What do you think about the IRS/Tea Party drama? I’d like to attack the issue from another angle:

  1. 501 (c) (4) organizations are social welfare organizations. Their primary purpose must be social welfare, not political campaign support. They are not taxed, and the donors do not need to be identified. The way to understand that non-disclosure piece is to think of organizations like NAACP and ACLU whose supporters might actually be targeted by nut jobs for reprisals. The courts have elected to protect donors in those cases. Today, it has become a way to pump money secretly into organizations that promote political views while stopping short of endorsement of a candidate.
  2. Why any political groups associated with the Tea Party or patriot groups are considered to be social welfare groups takes a pretty large stretch of the imagination. They are instead “dark money” groups (supporting both major political parties but mostly right-wing) that support not social welfare, but political issues. 501 (c)(4) organizations can contribute to Super PACs. Super PACs are a new kind of political action committee created in July 2010 following the outcome of a federal court case known as SpeechNow.org v. Federal Election CommissionSuper PACs may raise unlimited sums of money from corporations, unions, associations, and individuals, then spend unlimited sums (over $800 million in the 2012 election cycle) to advocate for or against political candidates (as long as they don’t donate directly to the candidate). Super PACs must report their donors, but the identity of donors become hidden by virtue of the fact that the money comes from a 501(c)(4).
  3. It was not prudent for the IRS to single out the applicants associated with the Tea Party and to collect donor information from them. The only ill effects for those groups were slowed application processing. While the right over-reacts and over-acts with their well-practiced indignation faces the key facts are lost. First, it’s the IRS’ job to make sure that the groups are legitimate social welfare organizations. Second, the quantity of these applications ballooned after the ridiculous Supreme Court Citizen’s United decision that money was speech and corporations were people and scrutiny was warranted. And finally, starting with Newt Gingrich’s “reform” of the IRS in the 104th Congress the resources of the organization have been challenged and their ability to investigate reduced. So now they do what we’d want them to do-protect us from those cheating with phony tax-free status–and they get slapped down big time. I almost feel sorry for them.

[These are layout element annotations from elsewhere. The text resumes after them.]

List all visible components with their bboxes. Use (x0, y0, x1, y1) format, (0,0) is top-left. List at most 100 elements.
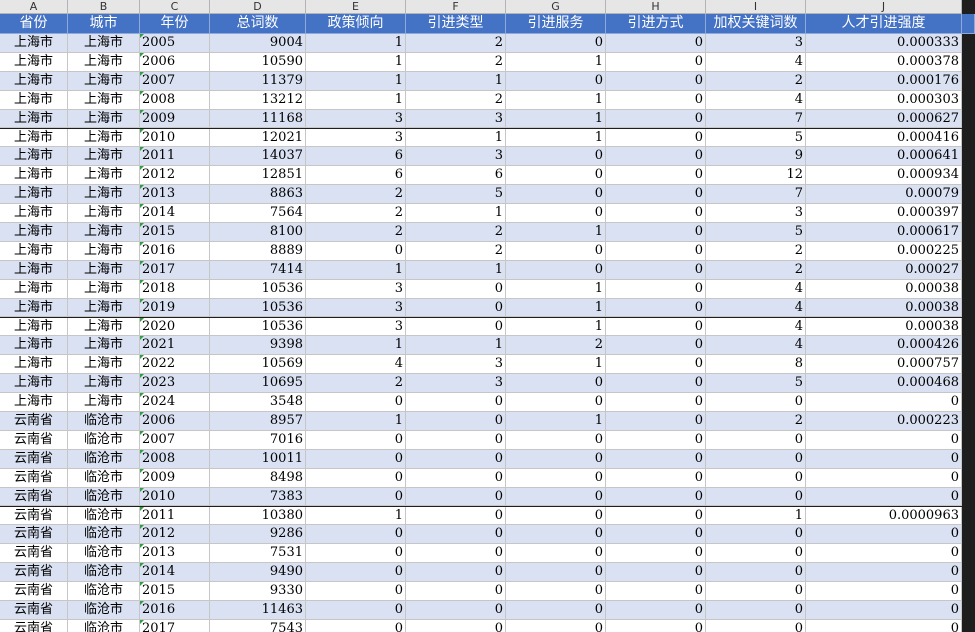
cell-total-words[interactable]: 7414 (210, 260, 306, 280)
cell-intro-service[interactable]: 1 (506, 412, 606, 431)
cell-total-words[interactable]: 10011 (210, 449, 306, 469)
cell-total-words[interactable]: 7383 (210, 487, 306, 507)
cell-year[interactable]: 2011 (140, 147, 210, 167)
cell-city[interactable]: 上海市 (68, 166, 140, 186)
cell-talent-intensity[interactable]: 0.000225 (806, 241, 962, 261)
cell-weighted-keywords[interactable]: 5 (706, 374, 806, 394)
column-letter-f[interactable]: F (406, 0, 506, 14)
cell-city[interactable]: 上海市 (68, 393, 140, 412)
cell-policy-tendency[interactable]: 1 (306, 90, 406, 110)
cell-talent-intensity[interactable]: 0 (806, 449, 962, 469)
cell-intro-type[interactable]: 0 (406, 449, 506, 469)
cell-intro-service[interactable]: 1 (506, 279, 606, 299)
cell-weighted-keywords[interactable]: 4 (706, 336, 806, 356)
cell-intro-method[interactable]: 0 (606, 317, 706, 337)
cell-intro-type[interactable]: 0 (406, 317, 506, 337)
cell-intro-service[interactable]: 0 (506, 582, 606, 601)
cell-year[interactable]: 2008 (140, 449, 210, 469)
cell-intro-method[interactable]: 0 (606, 393, 706, 412)
cell-talent-intensity[interactable]: 0.000397 (806, 204, 962, 223)
cell-policy-tendency[interactable]: 0 (306, 449, 406, 469)
cell-intro-service[interactable]: 0 (506, 544, 606, 564)
cell-city[interactable]: 上海市 (68, 260, 140, 280)
cell-total-words[interactable]: 9004 (210, 34, 306, 53)
cell-total-words[interactable]: 7016 (210, 430, 306, 450)
cell-policy-tendency[interactable]: 3 (306, 298, 406, 318)
cell-year[interactable]: 2009 (140, 109, 210, 129)
cell-year[interactable]: 2017 (140, 619, 210, 632)
cell-policy-tendency[interactable]: 3 (306, 317, 406, 337)
cell-intro-method[interactable]: 0 (606, 430, 706, 450)
cell-talent-intensity[interactable]: 0 (806, 601, 962, 620)
cell-total-words[interactable]: 10380 (210, 506, 306, 526)
cell-weighted-keywords[interactable]: 0 (706, 544, 806, 564)
cell-intro-method[interactable]: 0 (606, 525, 706, 545)
cell-talent-intensity[interactable]: 0 (806, 582, 962, 601)
cell-talent-intensity[interactable]: 0.0000963 (806, 506, 962, 526)
cell-city[interactable]: 上海市 (68, 52, 140, 72)
cell-intro-method[interactable]: 0 (606, 563, 706, 583)
cell-year[interactable]: 2015 (140, 582, 210, 601)
cell-talent-intensity[interactable]: 0.000468 (806, 374, 962, 394)
cell-city[interactable]: 上海市 (68, 128, 140, 148)
column-letter-e[interactable]: E (306, 0, 406, 14)
cell-talent-intensity[interactable]: 0.00027 (806, 260, 962, 280)
cell-city[interactable]: 临沧市 (68, 544, 140, 564)
cell-weighted-keywords[interactable]: 2 (706, 260, 806, 280)
cell-policy-tendency[interactable]: 2 (306, 204, 406, 223)
cell-total-words[interactable]: 7543 (210, 619, 306, 632)
cell-year[interactable]: 2018 (140, 279, 210, 299)
cell-weighted-keywords[interactable]: 0 (706, 601, 806, 620)
cell-intro-method[interactable]: 0 (606, 34, 706, 53)
cell-city[interactable]: 临沧市 (68, 525, 140, 545)
cell-city[interactable]: 上海市 (68, 90, 140, 110)
cell-talent-intensity[interactable]: 0 (806, 393, 962, 412)
cell-intro-type[interactable]: 0 (406, 544, 506, 564)
cell-weighted-keywords[interactable]: 0 (706, 393, 806, 412)
cell-weighted-keywords[interactable]: 7 (706, 185, 806, 205)
column-letter-g[interactable]: G (506, 0, 606, 14)
column-letter-b[interactable]: B (68, 0, 140, 14)
cell-intro-method[interactable]: 0 (606, 506, 706, 526)
cell-policy-tendency[interactable]: 3 (306, 109, 406, 129)
cell-talent-intensity[interactable]: 0.000378 (806, 52, 962, 72)
cell-talent-intensity[interactable]: 0 (806, 544, 962, 564)
cell-intro-service[interactable]: 1 (506, 223, 606, 242)
cell-year[interactable]: 2007 (140, 71, 210, 91)
cell-policy-tendency[interactable]: 3 (306, 279, 406, 299)
cell-talent-intensity[interactable]: 0 (806, 487, 962, 507)
cell-policy-tendency[interactable]: 4 (306, 355, 406, 375)
header-cell-intro-method[interactable]: 引进方式 (606, 14, 706, 34)
cell-talent-intensity[interactable]: 0 (806, 619, 962, 632)
cell-talent-intensity[interactable]: 0 (806, 563, 962, 583)
cell-talent-intensity[interactable]: 0.000223 (806, 412, 962, 431)
cell-province[interactable]: 上海市 (0, 204, 68, 223)
cell-province[interactable]: 云南省 (0, 619, 68, 632)
cell-year[interactable]: 2016 (140, 601, 210, 620)
cell-intro-service[interactable]: 1 (506, 355, 606, 375)
cell-intro-method[interactable]: 0 (606, 52, 706, 72)
cell-intro-service[interactable]: 0 (506, 449, 606, 469)
cell-province[interactable]: 上海市 (0, 374, 68, 394)
cell-intro-method[interactable]: 0 (606, 487, 706, 507)
cell-intro-type[interactable]: 1 (406, 71, 506, 91)
cell-city[interactable]: 临沧市 (68, 619, 140, 632)
cell-weighted-keywords[interactable]: 0 (706, 582, 806, 601)
cell-year[interactable]: 2015 (140, 223, 210, 242)
cell-intro-method[interactable]: 0 (606, 241, 706, 261)
header-cell-weighted-keywords[interactable]: 加权关键词数 (706, 14, 806, 34)
cell-year[interactable]: 2012 (140, 166, 210, 186)
cell-intro-service[interactable]: 0 (506, 430, 606, 450)
cell-year[interactable]: 2012 (140, 525, 210, 545)
cell-province[interactable]: 云南省 (0, 487, 68, 507)
cell-policy-tendency[interactable]: 0 (306, 601, 406, 620)
cell-province[interactable]: 云南省 (0, 412, 68, 431)
cell-weighted-keywords[interactable]: 0 (706, 449, 806, 469)
cell-total-words[interactable]: 9398 (210, 336, 306, 356)
cell-intro-method[interactable]: 0 (606, 71, 706, 91)
cell-policy-tendency[interactable]: 0 (306, 563, 406, 583)
cell-intro-type[interactable]: 2 (406, 52, 506, 72)
cell-year[interactable]: 2022 (140, 355, 210, 375)
cell-intro-type[interactable]: 5 (406, 185, 506, 205)
cell-city[interactable]: 临沧市 (68, 582, 140, 601)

 The right’s persecution complex is in full display, but the idiom “no harm, no foul” might be the best way to process this fiasco.

LB_Rule

Last thoughts. Where I live, in the Chicago area, we are seeing some pretty stormy weather. Even in the mildest of years the wind is something to be dealt with. Recently, I’ve noted a number of hats pursued comically by their owners as they roll down sidewalks and across bridges, and the public trash cans downtown are spiny with wind-mangled umbrellas. I recalled the Lou Rawls song Dead End Street and his monologue about “The Hawk,” and found this performance from sometime in the late sixties. The setting looks like Playboy After Dark.

1 Comment

Filed under Music, Politics, Social Issues

One response to “I once believed in causes too

  1. The problem with choosing the lesser of two evils is that eventually you forget that it’s still evil. Obama is not “far to the left” of Bush. THAT is precisely the problem. He continued many of the same problems and policies that Bush did. You cite one of the VERY few examples of a policy that he pushed forward, but that he fought first. Had he really meant that, he’d have come out fighting for it in the beginning. No, he simply followed, like he has on everything else. Obama is either a spineless puppet following the dictates of a someone else, or he is a Machiavellian evil right wing bastard. What he is most certainly not, in any way shape or form, is a liberal. Th Democratic party as a whole is Republican light, or center right, yes, but Obama has shown a callous regard for life, and a willingness to continue the economy destroying, supply side economic policies of his predecessor.